Test samples are applied by needle approximately 2.5cm from the bottom of two Glass Microfiber Chromatography Paper impregnated with Silicic Acid (GMCP-SA) strips (2cm (+ 2 mm) x 20cm). The strips are then immediately placed in prepared ascending chromatography development tanks, one containing butan-2-one and the other 0.9% sodium chloride (1cm depth fresh solvent). After a 15cm elution the strips are removed, solvent fronts marked, the strips dried and the distribution of activity determined using suitable equipment.

Interpretation of chromatograms

System 1 (GMCP-SA:butan-2-one(methyl ethyl ketone))
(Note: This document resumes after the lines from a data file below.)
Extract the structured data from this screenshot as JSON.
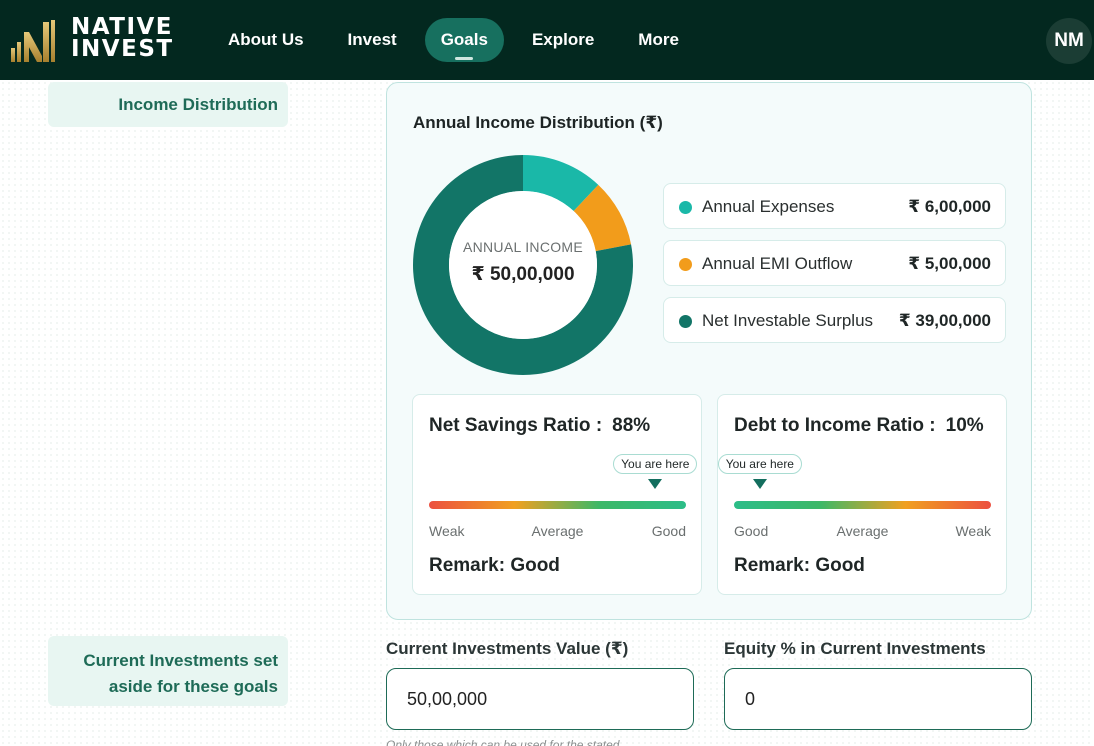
{
  "header": {
    "logo_line1": "NATIVE",
    "logo_line2": "INVEST",
    "nav": [
      {
        "label": "About Us",
        "active": false
      },
      {
        "label": "Invest",
        "active": false
      },
      {
        "label": "Goals",
        "active": true
      },
      {
        "label": "Explore",
        "active": false
      },
      {
        "label": "More",
        "active": false
      }
    ],
    "avatar_initials": "NM"
  },
  "sections": {
    "income_label": "Income Distribution",
    "investments_label_line1": "Current Investments set",
    "investments_label_line2": "aside for these goals"
  },
  "panel": {
    "title": "Annual Income Distribution (₹)",
    "center_label": "ANNUAL INCOME",
    "center_value": "₹ 50,00,000",
    "legend": [
      {
        "name": "Annual Expenses",
        "value": "₹ 6,00,000",
        "color": "#1ab8a8"
      },
      {
        "name": "Annual EMI Outflow",
        "value": "₹ 5,00,000",
        "color": "#f29c1b"
      },
      {
        "name": "Net Investable Surplus",
        "value": "₹ 39,00,000",
        "color": "#127567"
      }
    ]
  },
  "chart_data": {
    "type": "pie",
    "categories": [
      "Annual Expenses",
      "Annual EMI Outflow",
      "Net Investable Surplus"
    ],
    "values": [
      600000,
      500000,
      3900000
    ],
    "colors": [
      "#1ab8a8",
      "#f29c1b",
      "#127567"
    ],
    "title": "Annual Income Distribution (₹)"
  },
  "ratios": [
    {
      "title": "Net Savings Ratio :",
      "value": "88%",
      "marker_label": "You are here",
      "marker_fraction": 0.88,
      "scale": [
        "Weak",
        "Average",
        "Good"
      ],
      "remark": "Remark: Good"
    },
    {
      "title": "Debt to Income Ratio :",
      "value": "10%",
      "marker_label": "You are here",
      "marker_fraction": 0.1,
      "scale": [
        "Good",
        "Average",
        "Weak"
      ],
      "remark": "Remark: Good"
    }
  ],
  "form": {
    "current_value_label": "Current Investments Value (₹)",
    "current_value": "50,00,000",
    "equity_label": "Equity % in Current Investments",
    "equity_value": "0",
    "hint": "Only those which can be used for the stated"
  },
  "colors": {
    "header_bg": "#03281f",
    "accent": "#17705f",
    "logo_gold": "#c9a24a"
  }
}
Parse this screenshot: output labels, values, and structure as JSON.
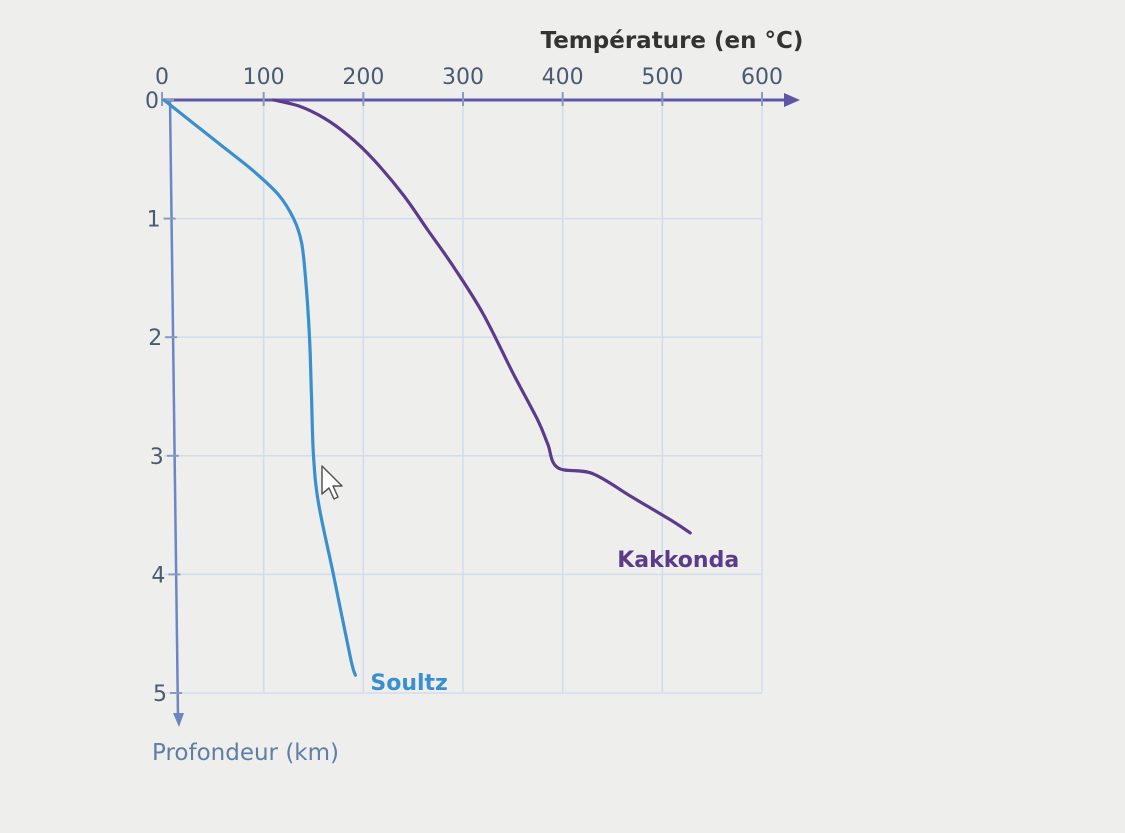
{
  "chart_data": {
    "type": "line",
    "x_axis": {
      "label": "Température (en °C)",
      "range": [
        0,
        600
      ],
      "ticks": [
        0,
        100,
        200,
        300,
        400,
        500,
        600
      ],
      "tick_labels": [
        "0",
        "100",
        "200",
        "300",
        "400",
        "500",
        "600"
      ],
      "position": "top"
    },
    "y_axis": {
      "label": "Profondeur (km)",
      "range": [
        0,
        5
      ],
      "ticks": [
        0,
        1,
        2,
        3,
        4,
        5
      ],
      "tick_labels": [
        "0",
        "1",
        "2",
        "3",
        "4",
        "5"
      ],
      "inverted": true
    },
    "grid": true,
    "series": [
      {
        "name": "Soultz",
        "color": "#3a8fce",
        "points": [
          [
            0,
            0
          ],
          [
            30,
            0.2
          ],
          [
            60,
            0.4
          ],
          [
            90,
            0.6
          ],
          [
            115,
            0.8
          ],
          [
            130,
            1.0
          ],
          [
            138,
            1.2
          ],
          [
            142,
            1.5
          ],
          [
            146,
            2.0
          ],
          [
            148,
            2.5
          ],
          [
            150,
            3.0
          ],
          [
            155,
            3.4
          ],
          [
            170,
            4.0
          ],
          [
            187,
            4.7
          ],
          [
            192,
            4.85
          ]
        ]
      },
      {
        "name": "Kakkonda",
        "color": "#5b3b8c",
        "points": [
          [
            110,
            0
          ],
          [
            135,
            0.05
          ],
          [
            160,
            0.15
          ],
          [
            185,
            0.3
          ],
          [
            210,
            0.5
          ],
          [
            240,
            0.8
          ],
          [
            265,
            1.1
          ],
          [
            290,
            1.4
          ],
          [
            320,
            1.8
          ],
          [
            350,
            2.3
          ],
          [
            375,
            2.7
          ],
          [
            385,
            2.9
          ],
          [
            395,
            3.1
          ],
          [
            430,
            3.15
          ],
          [
            470,
            3.35
          ],
          [
            510,
            3.55
          ],
          [
            528,
            3.65
          ]
        ]
      }
    ]
  }
}
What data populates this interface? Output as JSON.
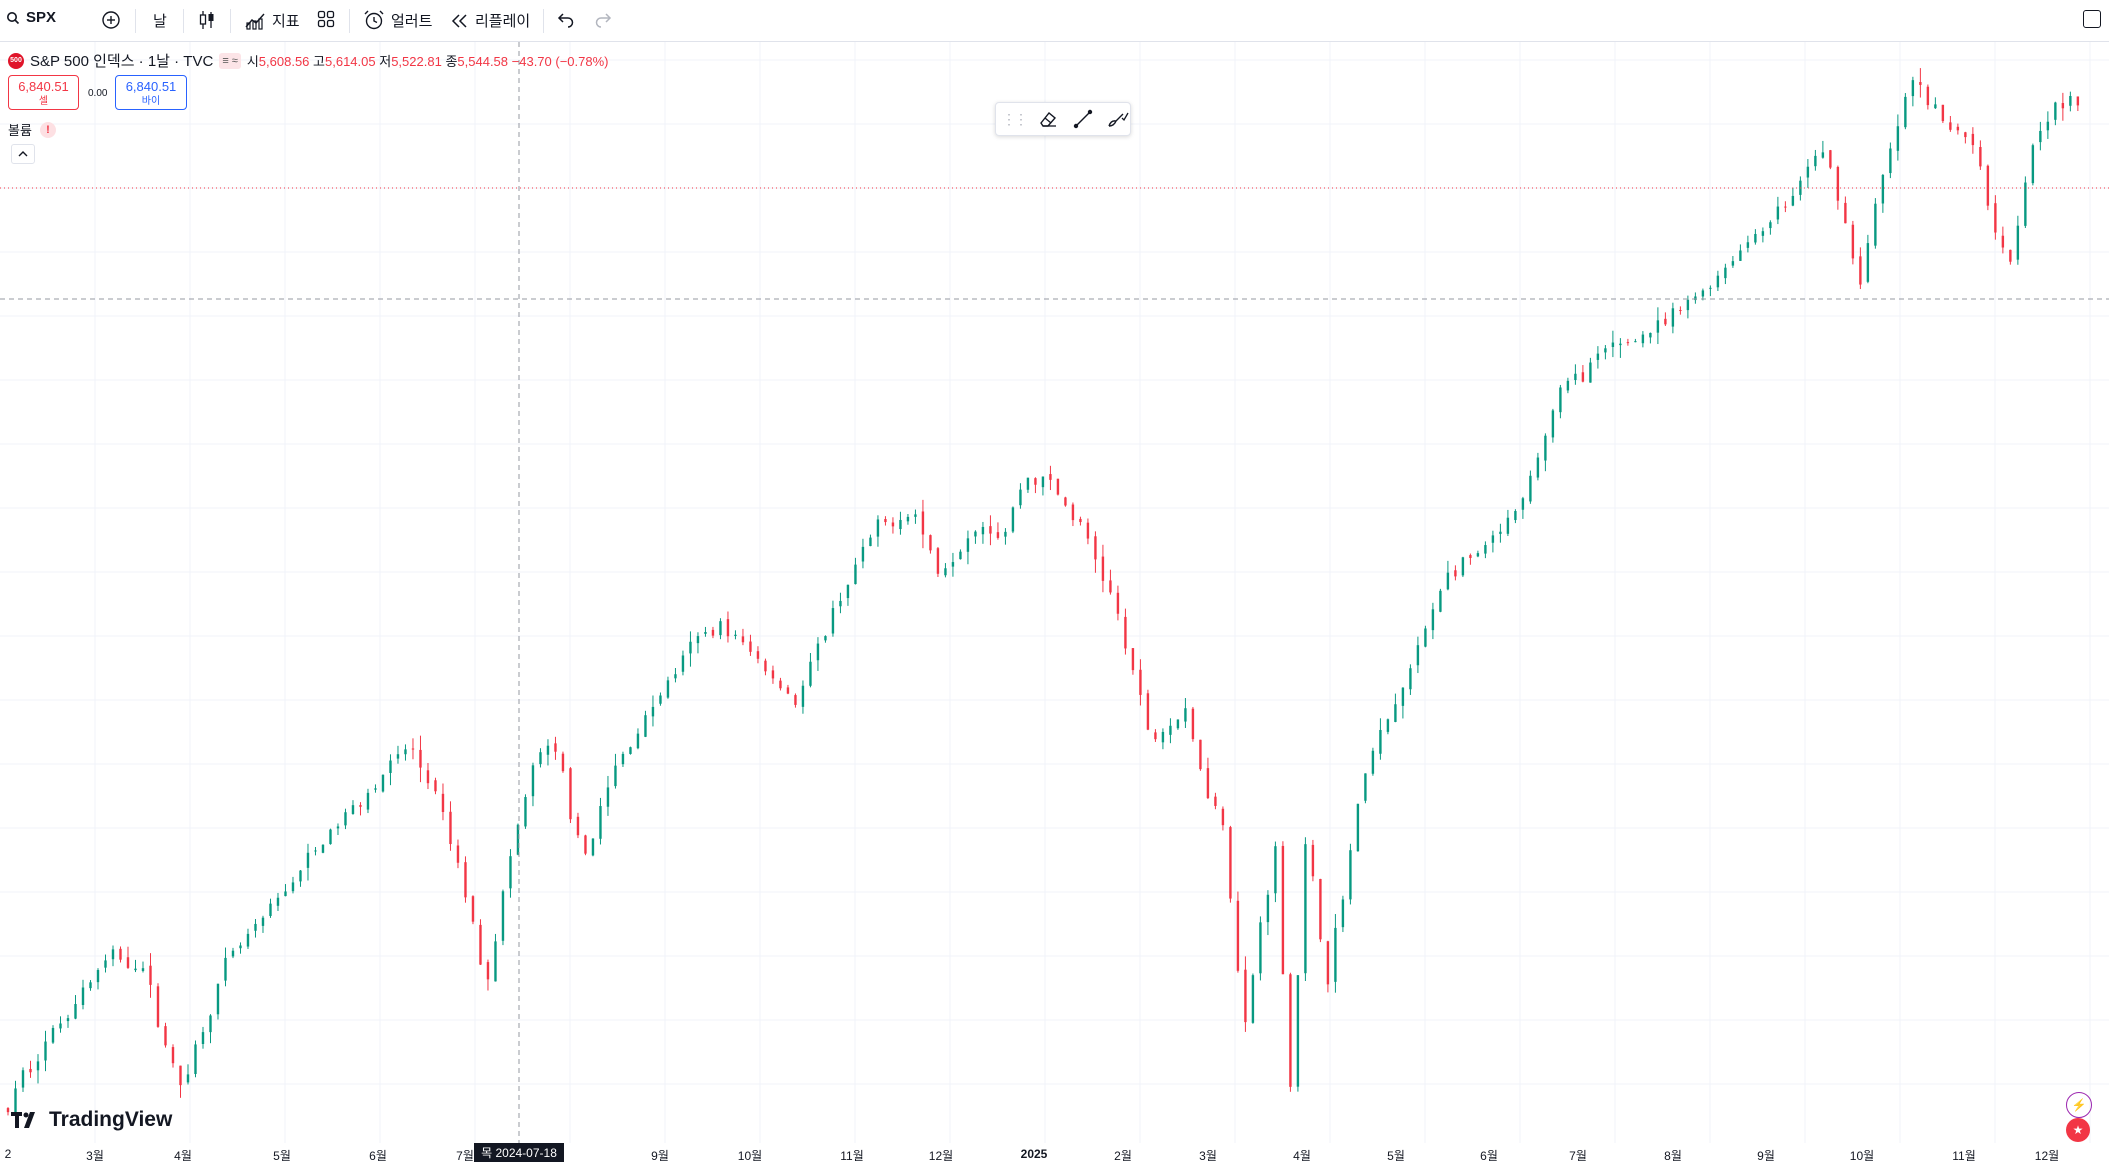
{
  "toolbar": {
    "symbol": "SPX",
    "interval": "날",
    "indicators": "지표",
    "alert": "얼러트",
    "replay": "리플레이"
  },
  "legend": {
    "title": "S&P 500 인덱스 · 1날 · TVC",
    "logo_text": "500",
    "open_label": "시",
    "open": "5,608.56",
    "high_label": "고",
    "high": "5,614.05",
    "low_label": "저",
    "low": "5,522.81",
    "close_label": "종",
    "close": "5,544.58",
    "change": "−43.70 (−0.78%)"
  },
  "trade": {
    "sell_price": "6,840.51",
    "sell_label": "셀",
    "spread": "0.00",
    "buy_price": "6,840.51",
    "buy_label": "바이"
  },
  "volume": {
    "label": "볼륨",
    "warning": "!"
  },
  "crosshair": {
    "date": "목 2024-07-18"
  },
  "brand": {
    "name": "TradingView"
  },
  "xaxis": [
    "2",
    "3월",
    "4월",
    "5월",
    "6월",
    "7월",
    "9월",
    "10월",
    "11월",
    "12월",
    "2025",
    "2월",
    "3월",
    "4월",
    "5월",
    "6월",
    "7월",
    "8월",
    "9월",
    "10월",
    "11월",
    "12월"
  ],
  "colors": {
    "up": "#089981",
    "down": "#f23645",
    "crosshair": "#9598a1",
    "grid": "#f0f3fa"
  },
  "chart_data": {
    "type": "candlestick",
    "symbol": "SPX",
    "interval": "1D",
    "ylim": [
      4900,
      6950
    ],
    "last_price": 6840.51,
    "price_line": 6500,
    "crosshair_date": "2024-07-18",
    "anchors": [
      {
        "d": 0,
        "p": 4960
      },
      {
        "d": 5,
        "p": 5020
      },
      {
        "d": 15,
        "p": 5090
      },
      {
        "d": 28,
        "p": 5180
      },
      {
        "d": 40,
        "p": 5250
      },
      {
        "d": 52,
        "p": 5230
      },
      {
        "d": 60,
        "p": 5100
      },
      {
        "d": 66,
        "p": 5000
      },
      {
        "d": 72,
        "p": 5070
      },
      {
        "d": 85,
        "p": 5240
      },
      {
        "d": 98,
        "p": 5310
      },
      {
        "d": 110,
        "p": 5390
      },
      {
        "d": 125,
        "p": 5480
      },
      {
        "d": 140,
        "p": 5560
      },
      {
        "d": 155,
        "p": 5640
      },
      {
        "d": 165,
        "p": 5550
      },
      {
        "d": 175,
        "p": 5400
      },
      {
        "d": 185,
        "p": 5200
      },
      {
        "d": 195,
        "p": 5450
      },
      {
        "d": 205,
        "p": 5630
      },
      {
        "d": 213,
        "p": 5620
      },
      {
        "d": 222,
        "p": 5420
      },
      {
        "d": 235,
        "p": 5600
      },
      {
        "d": 250,
        "p": 5720
      },
      {
        "d": 265,
        "p": 5830
      },
      {
        "d": 275,
        "p": 5870
      },
      {
        "d": 290,
        "p": 5800
      },
      {
        "d": 305,
        "p": 5720
      },
      {
        "d": 320,
        "p": 5900
      },
      {
        "d": 335,
        "p": 6040
      },
      {
        "d": 350,
        "p": 6080
      },
      {
        "d": 360,
        "p": 5960
      },
      {
        "d": 375,
        "p": 6060
      },
      {
        "d": 385,
        "p": 6030
      },
      {
        "d": 393,
        "p": 6140
      },
      {
        "d": 403,
        "p": 6130
      },
      {
        "d": 418,
        "p": 6020
      },
      {
        "d": 428,
        "p": 5900
      },
      {
        "d": 442,
        "p": 5650
      },
      {
        "d": 455,
        "p": 5700
      },
      {
        "d": 465,
        "p": 5540
      },
      {
        "d": 470,
        "p": 5500
      },
      {
        "d": 478,
        "p": 5100
      },
      {
        "d": 484,
        "p": 5300
      },
      {
        "d": 490,
        "p": 5450
      },
      {
        "d": 496,
        "p": 5000
      },
      {
        "d": 502,
        "p": 5470
      },
      {
        "d": 510,
        "p": 5200
      },
      {
        "d": 525,
        "p": 5600
      },
      {
        "d": 540,
        "p": 5750
      },
      {
        "d": 555,
        "p": 5950
      },
      {
        "d": 570,
        "p": 6000
      },
      {
        "d": 585,
        "p": 6080
      },
      {
        "d": 600,
        "p": 6300
      },
      {
        "d": 620,
        "p": 6380
      },
      {
        "d": 640,
        "p": 6420
      },
      {
        "d": 660,
        "p": 6510
      },
      {
        "d": 675,
        "p": 6590
      },
      {
        "d": 690,
        "p": 6660
      },
      {
        "d": 700,
        "p": 6750
      },
      {
        "d": 706,
        "p": 6700
      },
      {
        "d": 716,
        "p": 6500
      },
      {
        "d": 724,
        "p": 6680
      },
      {
        "d": 736,
        "p": 6880
      },
      {
        "d": 750,
        "p": 6790
      },
      {
        "d": 760,
        "p": 6770
      },
      {
        "d": 766,
        "p": 6640
      },
      {
        "d": 774,
        "p": 6540
      },
      {
        "d": 784,
        "p": 6790
      },
      {
        "d": 792,
        "p": 6830
      },
      {
        "d": 802,
        "p": 6840
      }
    ]
  }
}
Secondary 99mTc-exametazime complex and reduced-hydrolysed-technetium-99m remain at the origin.

Lipophilic 99mTc-exametazime complex and [99mTc]pertechnetate migrate at Rf 0.8-1.0.

System 2 (GMCP-SA:0.9% sodium chloride)

Lipophilic 99mTc-exametazime complex, secondary 99mTc-exametazime complex and reduced-hydrolysed-technetium-99m remain at the origin.

[99mTc]pertechnetate migrates at Rf 0.8-1.0.

I.    Calculate the percentage of activity due to both secondary 99mTc exametazime complex and reduced-hydrolysed-technetium-99m from System 1 (A%). Calculate the percentage of activity due to [99mTc]pertechnetate from System 2 (B%).

II.    The radiochemical purity (as percentage lipophilic technetium-99m exametazime complex) is given by:

100-(A%+B%) where:

A% represents the level of secondary technetium-99m exametazime complex plus reduced-hydrolysed technetium-99m.

B% represents the level of [99mTc]pertechnetate.

A radiochemical purity of at least 80% may be expected provided the test samples have been taken and analysed within 5 hours of the preparation of the stabilised product.